Joan Cusack Handler, Psychologist and Poet
Like so many survivors of the Holocaust, Evelyn Romanowsky Ripp's first memories are of a world that is lost forever, destroyed amid savage brutality. Her home town, Lachva, is only a small speck on most maps, yet it was the center of a vibrant Jewish life before the war. Its pre-war life is described here with great charm, evoking a lost age, a lost world. In 1942 that world came to an abrupt and vicious end. With great feeling, Evelyn Ripp tells the story of the Lachva ghetto. Her poems tell much more, starting with the line: "I've been silent so long." She is silent no more. All those interested in Jewish history will be grateful to her for her words and verses.
Sir Martin Gilbert, Historian
Poetry is not the conventional genre for describing the Holocaust, but here it is used with great skill and passion. The reader will long remember these beautiful poems. The Abandoned: A Life Apart from Life is an important contribution to Holocaust literature and I highly recommend it.
Dr. Stephen M. Berk, Professor of Holocaust and Jewish Studies
Evelyn Ripp's poetry takes us to the edge of the abyss and forces us to look down. The immediacy and intimacy of Evelyn's poems humanize the statistics, helping us to understand her experiences and to empathize with her attempts to integrate them into her still-haunted life today. This volume makes an excellent addition to any high school or university course on the Holocaust and will enrich the background of any adult interested in this subject.

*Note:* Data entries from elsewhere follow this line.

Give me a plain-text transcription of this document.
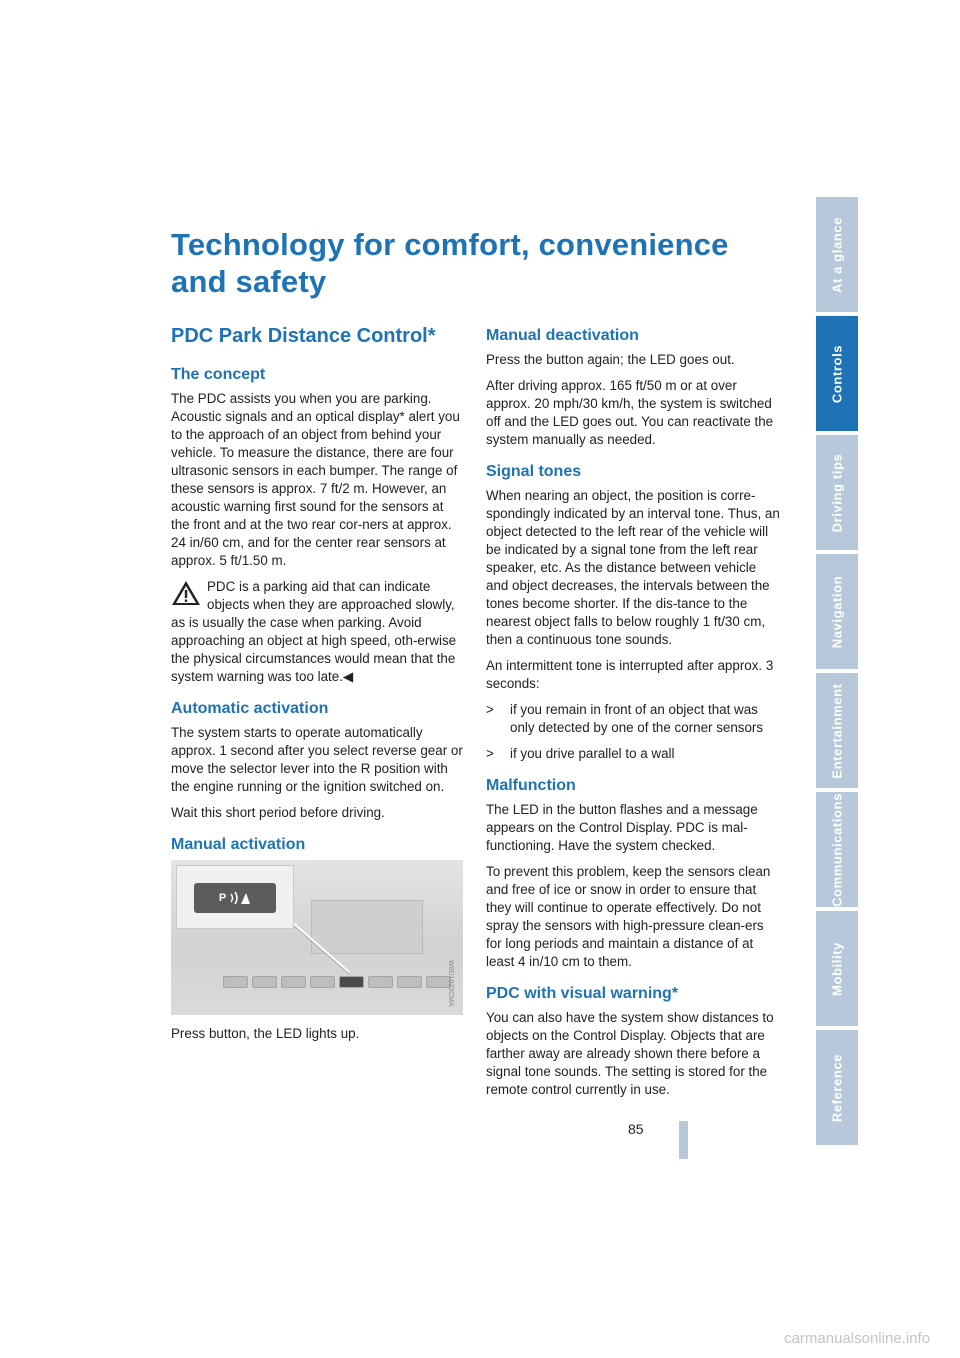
Technology for comfort, convenience and safety
PDC Park Distance Control*
The concept

The PDC assists you when you are parking. Acoustic signals and an optical display* alert you to the approach of an object from behind your vehicle. To measure the distance, there are four ultrasonic sensors in each bumper. The range of these sensors is approx. 7 ft/2 m. However, an acoustic warning first sound for the sensors at the front and at the two rear cor-ners at approx. 24 in/60 cm, and for the center rear sensors at approx. 5 ft/1.50 m.

PDC is a parking aid that can indicate objects when they are approached slowly, as is usually the case when parking. Avoid approaching an object at high speed, oth-erwise the physical circumstances would mean that the system warning was too late.◀

Automatic activation

The system starts to operate automatically approx. 1 second after you select reverse gear or move the selector lever into the R position with the engine running or the ignition switched on.

Wait this short period before driving.

Manual activation
P
W8D1023CMA

Press button, the LED lights up.

Manual deactivation

Press the button again; the LED goes out.

After driving approx. 165 ft/50 m or at over approx. 20 mph/30 km/h, the system is switched off and the LED goes out. You can reactivate the system manually as needed.

Signal tones

When nearing an object, the position is corre-spondingly indicated by an interval tone. Thus, an object detected to the left rear of the vehicle will be indicated by a signal tone from the left rear speaker, etc. As the distance between vehicle and object decreases, the intervals between the tones become shorter. If the dis-tance to the nearest object falls to below roughly 1 ft/30 cm, then a continuous tone sounds.

An intermittent tone is interrupted after approx. 3 seconds:

> if you remain in front of an object that was only detected by one of the corner sensors
> if you drive parallel to a wall
Malfunction

The LED in the button flashes and a message appears on the Control Display. PDC is mal-functioning. Have the system checked.

To prevent this problem, keep the sensors clean and free of ice or snow in order to ensure that they will continue to operate effectively. Do not spray the sensors with high-pressure clean-ers for long periods and maintain a distance of at least 4 in/10 cm to them.

PDC with visual warning*

You can also have the system show distances to objects on the Control Display. Objects that are farther away are already shown there before a signal tone sounds. The setting is stored for the remote control currently in use.

At a glance
Controls
Driving tips
Navigation
Entertainment
Communications
Mobility
Reference
85
carmanualsonline.info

Karen Shawn, Ph.D., Educational Consultant, American Friends of the Ghetto Fighters' Museum
Evelyn Romanowsky Ripp allows us a glimpse of the inner life of a survivor. Her poetic wonderings about God's absence/presence and remembrances and evocations of people and places are the underpinnings of this book and of her life -- to learn to "at once, remember and forget."
Dr. Gloria F. Waldman-Schwartz, Professor, York College and The Cuny Graduate Center
Evelyn Ripp came to the United States from a Displaced Persons Camp in Germany in 1946. After settling in New York City, she eventually graduated from Hunter College in New York, received an M.A. in Russian from New York University and an M.A. in English from Fairleigh Dickinson University in New Jersey. She has taught both Russian and English.
Today, Evelyn's primary avocation is passing on some sense of the reality of her Holocaust experiences to adults and students through speaking engagements and poetry readings. Evelyn has two married daughters and six grandchildren and lives with her husband, Norbert, in northern New Jersey.